Justo en el momento en que el presidente tomaba asiento, un empleado de limpieza salía de la sala después de haber recogido el zumo que había derramado una de las abogadas. Nadie reparó en el micrófono diminuto que había colocado bajo el banco. Lo había recibido un par de días antes en un paquete anónimo, junto a otro interesante vídeo. Se estaba acostumbrando a ser el destinatario de aquella correspondencia tan valiosa.
—Buenos días. Vamos a dar inicio a esta audiencia preliminar, en la que tomaré declaración al imputado, el señor Mariano…
—Disculpa, Fernando.
—¿Cómo dice?
—Va, Fernandiño, no te pongas tan solemne, que nos conocemos desde que íbamos en pantalón corto.
La sala se llenó de risitas, apenas disimuladas. Al juez aquella insolencia, por mucho que fuera el presidente, le sentó como una patada en los huevos. Que le faltaran al respeto lo ponía enfermo.
—Le recuerdo al señor IM-PU-TA-DO —puso especial esmero en dejar claro que el cargo político le impresionaba poco en aquel momento. En aquella sala él era la máxima autoridad— que se encuentra en sede judicial y se debe a unas normas de comportamiento muy claras. Así que le ruego que no vuelva a interrumpirme o…
—Sí, sí, de acuerdo, pero lo que yo quiero saber es si acabaremos a tiempo para ir a ver al Madrid, que hoy hay Champions.
……………………………………………
El ministro del Interior llevaba toda la mañana destruyendo documentos comprometedores. No había recibido buenas noticias del equipo de inteligencia desplazado a Francia, así que después de tres días de búsqueda infructuosa, y teniendo en cuenta el desastre que el presidente estaba provocando con su interminable declaración en el Tribunal Supremo, había llegado el momento de poner tierra de por medio.
Todo parecía pan comido con la selección del juez, amigo del partido, pero ni siquiera la intervención del ministro de Justicia había podido aplacar el beligerante cambio de actitud del magistrado. Nada más iniciarse la vista se había puesto hecho una furia, y ahora estaba siendo implacable.

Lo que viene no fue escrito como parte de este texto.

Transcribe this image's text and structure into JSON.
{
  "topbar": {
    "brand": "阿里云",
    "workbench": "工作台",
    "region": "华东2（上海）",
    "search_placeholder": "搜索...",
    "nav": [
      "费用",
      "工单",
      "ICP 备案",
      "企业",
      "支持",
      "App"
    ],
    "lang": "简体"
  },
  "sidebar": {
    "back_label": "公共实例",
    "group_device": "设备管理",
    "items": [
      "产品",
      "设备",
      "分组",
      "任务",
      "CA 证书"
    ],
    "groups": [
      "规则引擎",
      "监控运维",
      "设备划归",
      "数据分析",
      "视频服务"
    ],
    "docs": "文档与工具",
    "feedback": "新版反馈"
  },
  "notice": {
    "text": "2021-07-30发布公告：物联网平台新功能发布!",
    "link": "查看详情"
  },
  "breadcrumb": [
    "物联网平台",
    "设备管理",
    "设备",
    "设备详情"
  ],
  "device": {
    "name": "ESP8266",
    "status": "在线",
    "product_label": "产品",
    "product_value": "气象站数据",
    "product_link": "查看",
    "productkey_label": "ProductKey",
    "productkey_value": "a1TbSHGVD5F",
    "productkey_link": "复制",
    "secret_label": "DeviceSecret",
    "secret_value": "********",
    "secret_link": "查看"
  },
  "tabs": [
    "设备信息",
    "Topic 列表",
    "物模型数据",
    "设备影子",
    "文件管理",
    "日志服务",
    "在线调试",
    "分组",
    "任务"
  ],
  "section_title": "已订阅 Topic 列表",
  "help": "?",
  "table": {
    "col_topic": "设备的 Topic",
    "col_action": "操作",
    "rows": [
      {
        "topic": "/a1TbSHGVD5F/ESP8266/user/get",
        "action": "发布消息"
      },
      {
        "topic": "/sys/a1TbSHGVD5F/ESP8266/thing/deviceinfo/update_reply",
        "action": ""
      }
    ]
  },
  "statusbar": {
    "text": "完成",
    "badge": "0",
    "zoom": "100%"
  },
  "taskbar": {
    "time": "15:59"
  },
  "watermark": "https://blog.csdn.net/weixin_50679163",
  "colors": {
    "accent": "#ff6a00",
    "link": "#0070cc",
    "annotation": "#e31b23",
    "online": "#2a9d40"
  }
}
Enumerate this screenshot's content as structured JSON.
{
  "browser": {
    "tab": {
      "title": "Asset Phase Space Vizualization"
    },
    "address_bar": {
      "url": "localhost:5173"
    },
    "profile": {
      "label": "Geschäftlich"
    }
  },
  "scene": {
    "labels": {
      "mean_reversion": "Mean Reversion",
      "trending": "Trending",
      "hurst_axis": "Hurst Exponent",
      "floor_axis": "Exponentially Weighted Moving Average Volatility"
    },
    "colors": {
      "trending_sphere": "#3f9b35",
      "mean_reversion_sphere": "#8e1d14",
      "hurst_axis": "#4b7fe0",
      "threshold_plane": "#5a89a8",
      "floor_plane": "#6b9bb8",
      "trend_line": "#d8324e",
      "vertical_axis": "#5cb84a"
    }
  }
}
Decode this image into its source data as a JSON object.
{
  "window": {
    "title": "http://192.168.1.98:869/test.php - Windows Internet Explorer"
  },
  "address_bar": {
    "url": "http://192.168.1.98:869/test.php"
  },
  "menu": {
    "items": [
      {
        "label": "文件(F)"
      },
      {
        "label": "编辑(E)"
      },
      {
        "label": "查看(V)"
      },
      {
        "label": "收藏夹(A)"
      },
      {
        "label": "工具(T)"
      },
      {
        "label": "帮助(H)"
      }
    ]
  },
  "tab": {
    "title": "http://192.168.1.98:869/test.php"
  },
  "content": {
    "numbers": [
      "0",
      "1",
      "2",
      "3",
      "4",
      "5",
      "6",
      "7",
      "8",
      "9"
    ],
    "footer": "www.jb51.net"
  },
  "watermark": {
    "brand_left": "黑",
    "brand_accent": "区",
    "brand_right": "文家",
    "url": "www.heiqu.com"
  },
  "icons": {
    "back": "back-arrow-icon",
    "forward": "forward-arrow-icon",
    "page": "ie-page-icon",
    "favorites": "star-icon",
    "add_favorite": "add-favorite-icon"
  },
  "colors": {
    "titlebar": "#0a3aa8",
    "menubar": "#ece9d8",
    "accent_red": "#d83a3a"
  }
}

La situación se les había escapado de las manos y, desde luego, las filtraciones a la prensa no ayudaban en absoluto. El inútil de Mariano se había convertido, una vez más, en estrella mediática con la ocurrencia de la Champions… Después de cada sesión aparecían nuevas grabaciones, y lo peor de todo es que al juez parecía gustarle el haberse convertido en una especie de héroe de la chusma, aquellos muertos de hambre que se concentraban en número creciente ante el tribunal. Incluso habían iniciado una acampada, al estilo de los perroflautas del 15M. Le pedían que mandara a los antidisturbios, pero bastante tenía él ya con preparar su huida, antes de que la investigación lo salpicara también.
Se había cuidado mucho de participar en reuniones como las que mostraban los vídeos que colapsaban las redes sociales, pero el maldito agente Bond, porque sin duda la fuente era él, los tenía bien cogidos por los huevos y tarde o temprano su nombre aparecería también.
El ministro introdujo la mano en el bolsillo interior de la americana y respiró aliviado al comprobar que la estampita de Nuestra Señora María Santísima del Amor seguía en su sitio. Con la otra mano extrajo del bolsillo lateral el rosario que siempre lo acompañaba. Besó la cruz con gran devoción.
—Gracias, Señor, por proteger a este humilde servidor —murmuró, apenas conteniendo la emoción.